The New Zealand music community is mourning the passing of Netherworld Dancing Toys frontman Malcolm Black.
As reported by NZME in March, Black had been battling bowel cancer.
News of the 58-year-old's death was shared on the APRA website in a touching tribute.
"We are very sad to advise that our great friend, colleague, writer, director and New Zealand representative on the APRA board passed away peacefully in Auckland Hospital today after a battle with illness," read the post.

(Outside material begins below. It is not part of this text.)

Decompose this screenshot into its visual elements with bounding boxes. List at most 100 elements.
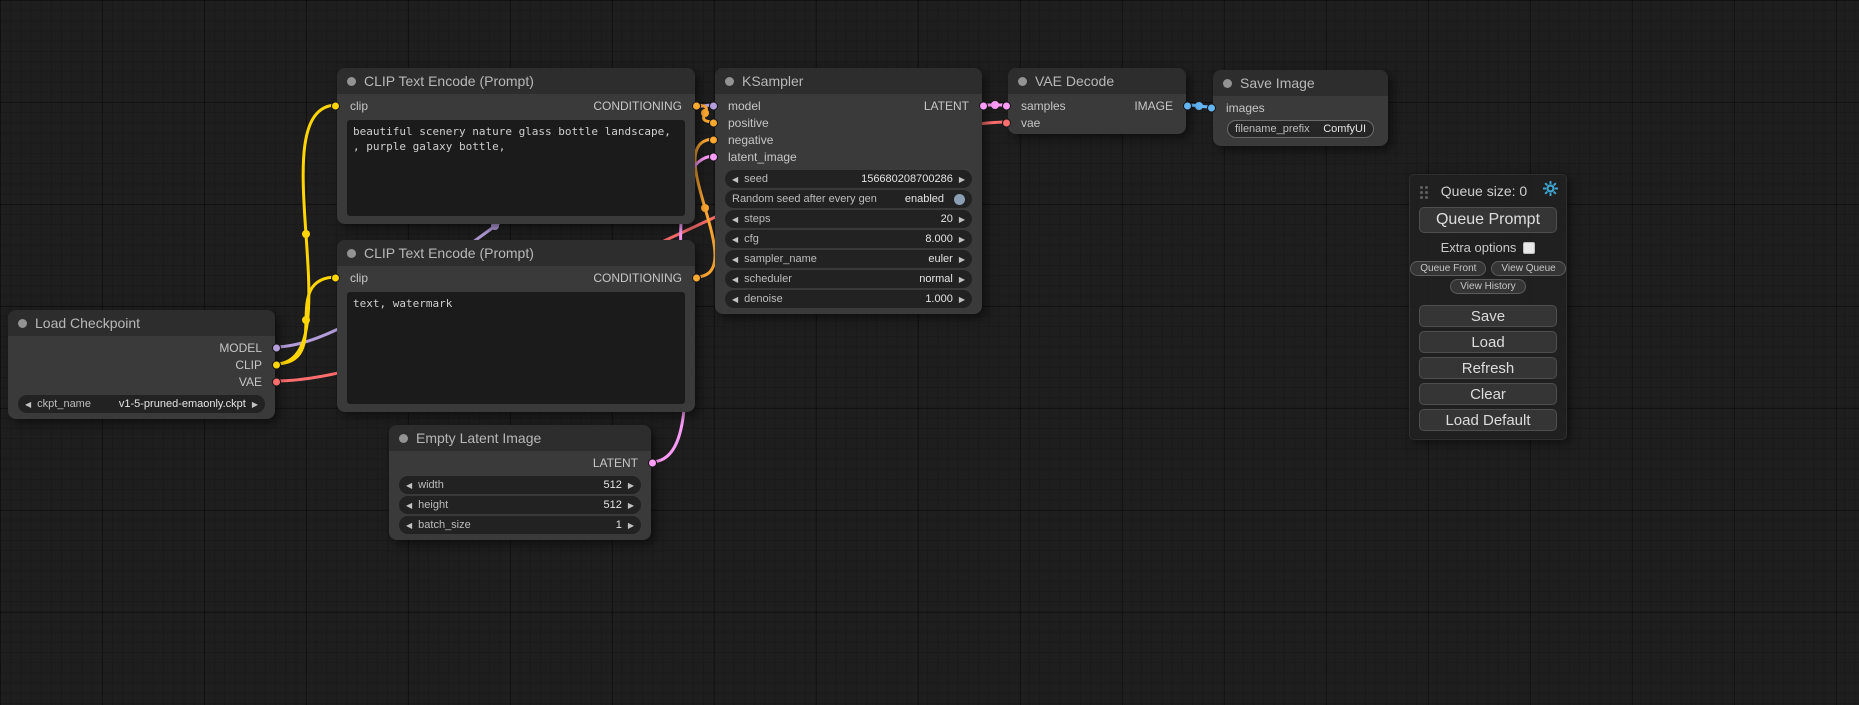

"It is a massive loss for the music community and we will miss his wisdom, thoughtfulness, guidance and humility. His contribution to music in New Zealand is like none other."
Black's song writing talents propelled the Netherworld Dancing Toys to the heights of the New Zealand charts in 1985 with the hit single For Today.
He was in Dunedin for the 2017 Apra Silver Scroll Awards when a severe stomach ache took him to Dunedin Hospital.
"A day later I had most of my bowel removed and was told I had nine months to live," he said.
It was at last year's Silver Scroll Awards that Black returned to the stage for what was envisioned as being a one-off performance.
He and his original bandmates were asked to close the show with a rendition of For Today— a song with which Black has had a love-hate relationship.
"After it became a hit, for those first three or four years I was sick of it because it was everywhere and it had defined us — I almost wanted to distance myself from it," he said.
"Subsequently, I have become very proud of it, and I like the way it has lasted. I listen to it now and it still sounds good to me, and I like the impact it has had on people from all walks of life.
"I'm a big rugby fan — it gets played at the rugby all the time. I went to an All Blacks test recently, and hearing 50-60,000 people singing your song in a big stadium is really nice."
In March, Black played one more show at the Captain Cook, with a group of Dunedin musicians — Jeff Dickie, Ron Murphy, John Hodge, Steve Larkin and Sue Chilton —after they had re-entered the studio to record a new album, Songs For My Family.
"When you think about death a lot it makes you think about life and how to live your life better, and it instantly prioritises what is important," he said.
"I wrote the songs on this record just for my family, the kids [Ruby, Awhina, Cilla and Martha] and my wife [Julia]."
Black's career as a professional musician ended 33 years ago, when he embarked on a successful career as an entertainment lawyer — in which capacity he represented many of the early Flying Nun "Dunedin Sound" bands — record company executive, fitness club executive and manager of Crowded House and Neil Finn.